Walking into the Chicago History Museum’s new exhibit “Amplified: Chicago Blues” is like walking the streets of 1960s Chicago—when the music dominated clubs and living rooms across the city.
The exhibit, which opened earlier this month and runs through August of next year, attempts to re-create the settings across the city where the blues thrived, including a record shop, recording studio, and nightclub.
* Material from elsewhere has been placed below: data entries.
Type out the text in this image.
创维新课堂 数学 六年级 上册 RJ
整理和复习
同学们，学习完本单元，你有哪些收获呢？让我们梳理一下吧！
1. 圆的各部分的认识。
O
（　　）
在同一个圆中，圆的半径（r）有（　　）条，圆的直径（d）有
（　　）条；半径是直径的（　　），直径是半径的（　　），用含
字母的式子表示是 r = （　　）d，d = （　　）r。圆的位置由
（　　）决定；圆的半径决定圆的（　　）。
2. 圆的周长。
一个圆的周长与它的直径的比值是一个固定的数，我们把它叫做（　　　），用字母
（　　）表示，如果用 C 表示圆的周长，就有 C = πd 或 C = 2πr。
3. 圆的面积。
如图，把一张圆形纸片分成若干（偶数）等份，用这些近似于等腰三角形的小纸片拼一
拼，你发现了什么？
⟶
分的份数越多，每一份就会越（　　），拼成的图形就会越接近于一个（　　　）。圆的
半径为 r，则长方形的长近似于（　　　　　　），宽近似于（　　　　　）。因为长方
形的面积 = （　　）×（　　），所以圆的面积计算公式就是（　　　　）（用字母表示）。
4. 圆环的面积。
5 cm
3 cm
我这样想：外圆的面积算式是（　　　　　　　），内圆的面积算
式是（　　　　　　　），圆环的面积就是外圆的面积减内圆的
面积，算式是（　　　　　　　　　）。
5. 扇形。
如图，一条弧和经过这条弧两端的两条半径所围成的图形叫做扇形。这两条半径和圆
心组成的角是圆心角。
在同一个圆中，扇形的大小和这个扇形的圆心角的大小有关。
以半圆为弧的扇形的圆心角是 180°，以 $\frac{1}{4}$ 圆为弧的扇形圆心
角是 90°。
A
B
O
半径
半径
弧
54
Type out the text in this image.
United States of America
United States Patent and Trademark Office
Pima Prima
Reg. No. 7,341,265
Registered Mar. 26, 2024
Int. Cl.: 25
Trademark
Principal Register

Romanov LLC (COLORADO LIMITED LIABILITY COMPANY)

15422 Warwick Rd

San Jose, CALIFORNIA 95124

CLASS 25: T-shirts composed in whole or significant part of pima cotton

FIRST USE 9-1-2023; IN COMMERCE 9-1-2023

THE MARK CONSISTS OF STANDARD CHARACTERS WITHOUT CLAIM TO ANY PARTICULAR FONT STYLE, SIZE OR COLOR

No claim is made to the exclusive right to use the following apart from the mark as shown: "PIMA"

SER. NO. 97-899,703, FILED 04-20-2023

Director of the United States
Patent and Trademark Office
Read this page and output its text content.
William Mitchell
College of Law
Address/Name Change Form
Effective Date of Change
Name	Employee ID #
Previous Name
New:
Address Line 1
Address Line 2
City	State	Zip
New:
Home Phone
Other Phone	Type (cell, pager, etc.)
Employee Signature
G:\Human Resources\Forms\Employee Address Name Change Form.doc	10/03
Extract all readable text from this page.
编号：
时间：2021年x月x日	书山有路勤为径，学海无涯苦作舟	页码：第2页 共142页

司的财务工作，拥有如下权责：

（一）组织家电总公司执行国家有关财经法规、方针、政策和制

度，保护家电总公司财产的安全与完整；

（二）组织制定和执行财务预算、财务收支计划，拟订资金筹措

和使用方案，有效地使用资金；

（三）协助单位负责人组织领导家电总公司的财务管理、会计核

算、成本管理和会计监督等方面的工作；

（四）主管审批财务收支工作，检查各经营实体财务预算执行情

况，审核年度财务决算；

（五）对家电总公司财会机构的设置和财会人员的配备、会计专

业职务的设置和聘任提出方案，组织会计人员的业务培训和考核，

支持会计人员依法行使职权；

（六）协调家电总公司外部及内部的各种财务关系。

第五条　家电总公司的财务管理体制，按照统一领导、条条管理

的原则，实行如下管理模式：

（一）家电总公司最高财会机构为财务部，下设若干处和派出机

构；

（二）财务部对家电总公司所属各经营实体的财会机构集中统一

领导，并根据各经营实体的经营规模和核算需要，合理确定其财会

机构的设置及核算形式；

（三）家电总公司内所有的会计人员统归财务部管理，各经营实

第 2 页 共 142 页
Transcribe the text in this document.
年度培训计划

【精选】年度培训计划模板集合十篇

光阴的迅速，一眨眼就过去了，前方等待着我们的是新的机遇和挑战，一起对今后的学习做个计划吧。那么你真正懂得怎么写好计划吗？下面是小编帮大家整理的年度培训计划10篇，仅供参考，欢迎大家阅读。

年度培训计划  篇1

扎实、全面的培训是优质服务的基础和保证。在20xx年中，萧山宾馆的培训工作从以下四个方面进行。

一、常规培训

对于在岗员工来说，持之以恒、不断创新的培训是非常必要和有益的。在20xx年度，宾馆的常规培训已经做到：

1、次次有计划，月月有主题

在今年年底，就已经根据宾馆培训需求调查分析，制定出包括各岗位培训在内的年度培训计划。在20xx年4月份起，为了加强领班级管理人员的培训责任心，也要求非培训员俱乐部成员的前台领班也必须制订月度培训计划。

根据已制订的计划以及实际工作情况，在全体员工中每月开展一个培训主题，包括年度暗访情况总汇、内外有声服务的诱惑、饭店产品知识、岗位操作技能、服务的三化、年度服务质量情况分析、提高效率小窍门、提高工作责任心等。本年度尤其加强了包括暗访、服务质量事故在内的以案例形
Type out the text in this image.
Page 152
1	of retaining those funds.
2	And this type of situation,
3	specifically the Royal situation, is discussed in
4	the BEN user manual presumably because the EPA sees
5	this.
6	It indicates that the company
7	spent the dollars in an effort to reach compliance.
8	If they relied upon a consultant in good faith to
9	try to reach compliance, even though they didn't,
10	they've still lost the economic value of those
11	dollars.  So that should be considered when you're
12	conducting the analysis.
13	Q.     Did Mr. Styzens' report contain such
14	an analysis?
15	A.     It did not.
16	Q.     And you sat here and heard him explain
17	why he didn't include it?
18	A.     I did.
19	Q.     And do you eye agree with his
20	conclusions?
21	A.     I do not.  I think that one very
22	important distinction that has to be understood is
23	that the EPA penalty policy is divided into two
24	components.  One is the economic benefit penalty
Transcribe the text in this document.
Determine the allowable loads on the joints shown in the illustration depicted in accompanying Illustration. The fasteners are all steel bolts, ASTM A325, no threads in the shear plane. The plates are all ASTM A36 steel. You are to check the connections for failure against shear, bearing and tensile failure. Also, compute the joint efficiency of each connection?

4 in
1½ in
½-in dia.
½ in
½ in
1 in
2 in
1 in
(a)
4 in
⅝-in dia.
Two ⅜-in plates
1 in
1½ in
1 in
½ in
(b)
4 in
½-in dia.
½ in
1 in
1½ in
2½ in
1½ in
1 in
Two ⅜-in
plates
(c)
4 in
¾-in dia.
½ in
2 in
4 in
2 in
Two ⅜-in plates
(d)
Some eight million blacks migrated from the south and settled in the midwest during the Great Migration, including 500,000 in Chicago, the exhibit notes. They brought blues music, but it wasn’t until after World War II that it was electrified, creating the Chicago style.
[content-10]
It was an era when blues clubs were everywhere, but especially along Madison Street and Roosevelt Road on the west side and on 43rd and 47th streets in Bronzeville. Clubs included the 1815 Club, Silvio’s, Duke’s Blue Flame, Pepper’s Lounge, the 708 Club, and Theresa’s. Because of restrictive covenants on where blacks could live, big-name artists like Muddy Waters and Howlin’ Wolf often played neighborhood joints close to their homes. The museum commissioned a map by Chicago illustrator Joe Mills to show just how many places you could see blues on any given night at the time.
The museum created the exhibit after purchasing 45,000 artifacts—including 40,000 photos—from the estate of Raeburn Flerlage, a music promoter, salesman, and radio host. Flerlage also worked as a freelance photographer for publications including the Chicago Daily News and DownBeat from 1959 to 1970.
“Flerlage captured a critical moment in the development of Chicago blues,” said Joy Bivins, director of curatorial affairs at the museum.
A longtime Hyde Park resident, his work also appeared in the book, Chicago Blues: As Seen From the Inside. He died in 2002.
“We didn’t have the means to tell this story until we got his collection,” said Tamara Biggs, director of exhibitions at the museum.
About 1,00o of the images are now online. The images include Otis Spann and James Cotton rehearsing in Muddy Waters’s basement in 1965 as well as Little Walter and Junior Wells playing at Theresa’s that year. There’s also a photo of Little Walter busking at Maxwell Street Market.

But the exhibit is more than a gallery of stuff to look at. What might have an even more lasting impact on the 60,000 school kids that visit the museum every year is the chance to try their hats as blues musicians. You can pick up one of two guitars (these are real, not the fake Guitar Hero variety) perched opposite video screens that literally show you how to strum along to a typical series of blues chords. Within no time, you can feel like you, too, could become a master if you keep at it.
[content-7]
You might also discover hidden vocal talent in a re-created blues club. Microphones are set up on a large stage with a karaoke video monitor. You can choose who to sing along with, including “Queen of the Blues” Koko Taylor on her signature “Wang Dang Doodle” or Muddy Waters on “Got My Mojo Working.”
[audio-1]
Or join in on perhaps the city’s best-known anthem of any music genre, “Sweet Home Chicago,” recorded by local bluesman Wayne Baker Brooks. Wayne’s father, Lonnie Brooks, who died in April 2017, recorded one of the most famous versions of the song in 1980. For those who love the blues, you’ll feel right at home in this exhibit too.

“Amplified: Chicago Blues.” Through 8/10. Mon 9:30 AM-4:30 PM, Tue 9:30 AM-9 PM, Wed-Sat 9:30 AM-4:30 PM, Sun noon-5 PM, Chicago History Museum, 1601 N. Clark, 312-642-4600, chicagohistory.org, $24.